La excelencia desvaída: camisetas rojas en el veinte aniversario del CNB. Foto: Inés Poveda; Photoshop (para realzar la pancarta amarilla desvaída por el tiempo): Miguel Vicente. Más fotos.
Además creo que hay al menos otra razón, más grave al afectar al sistema de investigación en su conjunto, por la que la asistencia a seminarios no es una actividad muy popular. Es que, en los tiempos recientes, el trabajo del investigador ha dejado de medirse por lo que sabe y ya casi solo se valora por lo que produce. En otras palabras, los currículos se miden por la cantidad e impacto de las publicaciones o por las patentes y no por los conocimientos que tiene el investigador. Quienes ahora se están formando han vivido a su alrededor el que cuanto les desvíe de publicar un trabajo en una revista con el mayor impacto posible no solo no interesa, sino que es perjudicial. Por eso prefieren seguir obteniendo datos, a veces muy mecánicamente, en vez de asistir a una charla sobre un tema diferente al de su tesis doctoral. Así esperan ganarse la recompensa de aumentar el valor que les asignan esos extraños índices que pretenden cuantificar la calidad del saber y por los que se juzgará su trabajo.
Aplicar el conocimiento creo yo que no solo es bueno sino que globalmente produce beneficios materiales, aunque a menudo estos no llegan siempre ni en un plazo corto. Lo que es a mi juicio negativo es privar de valor económico al propio conocimiento. Esto lo está ahora pagando el CSIC sumido en la pobreza de unos presupuestos que no le llegan. Quienes lo convirtieron en una agencia estatal no parece que se preocupasen con igual eficacia de asegurar que la adquisición y transmisión del saber tuviese una recompensa material, por eso gran parte del trabajo de sus investigadores no se refleja en la economía del organismo, y por lo mismo cuando su actividad la evalúa el Ministerio de Economía y Competitividad salen cosas muy raras.

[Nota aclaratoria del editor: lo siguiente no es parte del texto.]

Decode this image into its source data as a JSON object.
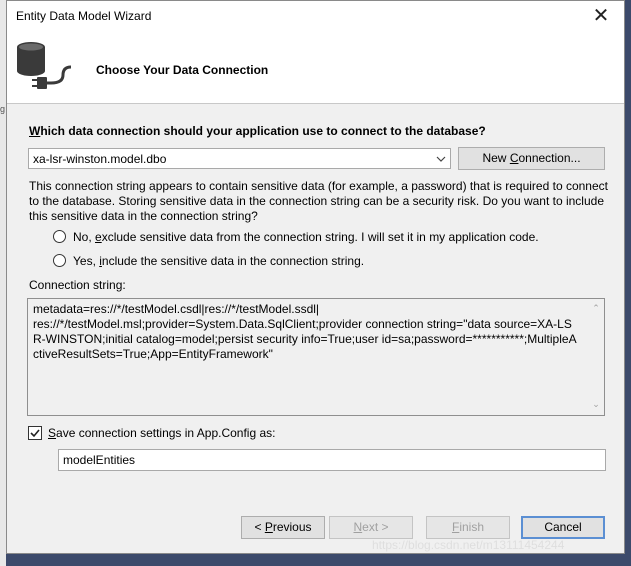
{
  "window": {
    "title": "Entity Data Model Wizard",
    "close_glyph": "✕"
  },
  "header": {
    "title": "Choose Your Data Connection",
    "icon": "database-connection-icon"
  },
  "question": {
    "prefix": "W",
    "rest": "hich data connection should your application use to connect to the database?"
  },
  "connection_select": {
    "value": "xa-lsr-winston.model.dbo"
  },
  "new_connection_button": {
    "before": "New ",
    "underlined": "C",
    "after": "onnection..."
  },
  "sensitive_notice": "This connection string appears to contain sensitive data (for example, a password) that is required to connect to the database. Storing sensitive data in the connection string can be a security risk. Do you want to include this sensitive data in the connection string?",
  "radio_exclude": {
    "before": "No, ",
    "underlined": "e",
    "after": "xclude sensitive data from the connection string. I will set it in my application code."
  },
  "radio_include": {
    "before": "Yes, ",
    "underlined": "i",
    "after": "nclude the sensitive data in the connection string."
  },
  "connection_string": {
    "label": "Connection string:",
    "value": "metadata=res://*/testModel.csdl|res://*/testModel.ssdl|\nres://*/testModel.msl;provider=System.Data.SqlClient;provider connection string=\"data source=XA-LSR-WINSTON;initial catalog=model;persist security info=True;user id=sa;password=***********;MultipleActiveResultSets=True;App=EntityFramework\""
  },
  "save_settings": {
    "checked": true,
    "underlined": "S",
    "after": "ave connection settings in App.Config as:"
  },
  "entity_name": {
    "value": "modelEntities"
  },
  "nav_buttons": {
    "previous_before": "< ",
    "previous_underlined": "P",
    "previous_after": "revious",
    "next_underlined": "N",
    "next_after": "ext >",
    "finish_underlined": "F",
    "finish_after": "inish",
    "cancel": "Cancel"
  },
  "left_edge_mark": "g",
  "watermark": "https://blog.csdn.net/m13111454244"
}
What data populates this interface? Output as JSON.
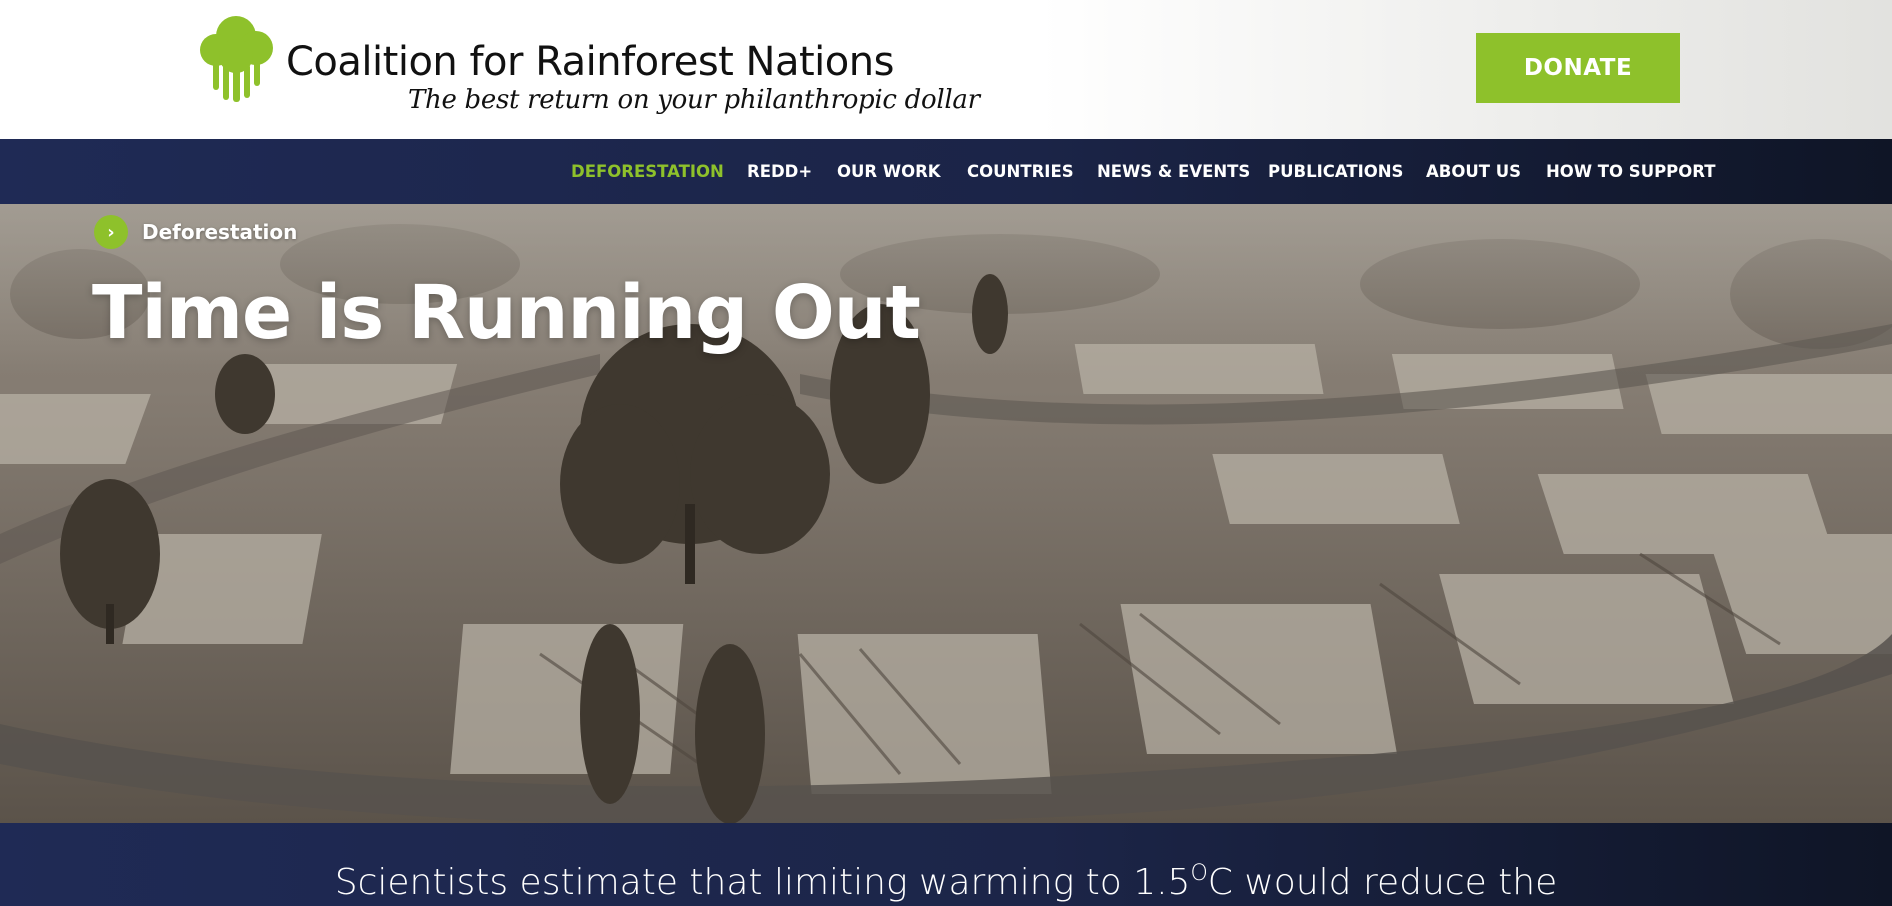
{
  "header": {
    "logo_title": "Coalition for Rainforest Nations",
    "logo_tagline": "The best return on your philanthropic dollar",
    "donate_label": "DONATE",
    "logo_icon": "tree-icon",
    "brand_color": "#8ec12b"
  },
  "nav": {
    "items": [
      {
        "label": "DEFORESTATION",
        "active": true
      },
      {
        "label": "REDD+"
      },
      {
        "label": "OUR WORK"
      },
      {
        "label": "COUNTRIES"
      },
      {
        "label": "NEWS & EVENTS"
      },
      {
        "label": "PUBLICATIONS"
      },
      {
        "label": "ABOUT US"
      },
      {
        "label": "HOW TO SUPPORT"
      }
    ],
    "background": "#1b2447"
  },
  "hero": {
    "breadcrumb_label": "Deforestation",
    "breadcrumb_icon": "chevron-right-icon",
    "title": "Time is Running Out",
    "image": "burned-neighborhood-aerial-photo"
  },
  "intro": {
    "text_before": "Scientists estimate that limiting warming to 1.5",
    "superscript": "O",
    "text_after": "C would reduce the"
  }
}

Es la del utilitarismo a ultranza una enfermedad, grave a mi entender, que afecta a la investigación, y por tanto a la Ciencia y que a la larga puede volverse en contra de quienes han favorecido el fin únicamente utilitario del trabajo científico. Baste recordar la anécdota de ese ingeniero a quien llaman para reparar una máquina cuya avería tiene parada a toda la fábrica, tras solo apretar un tornillo la máquina vuelve a funcionar. Cuando el propietario se queja del importe de una factura de mil euros si tan solo ha tocado un tornillo, el ingeniero la rectifica: “Por ajustar un tornillo, un euro, por saber cuál tornillo había que ajustar novecientos noventa y nueve euros”.
Por todo lo dicho, y aunque ya sabemos que peras y manzanas no pueden sumarse, creo que asistir a las charlas del aniversario del CNB debiera haber sido tan importante para los jóvenes investigadores, como lo debiera haber sido para los más experimentados el haberse puesto una camiseta, aunque fuese roja, con el lema “sin Ciencia no hay futuro”. ¿O no?.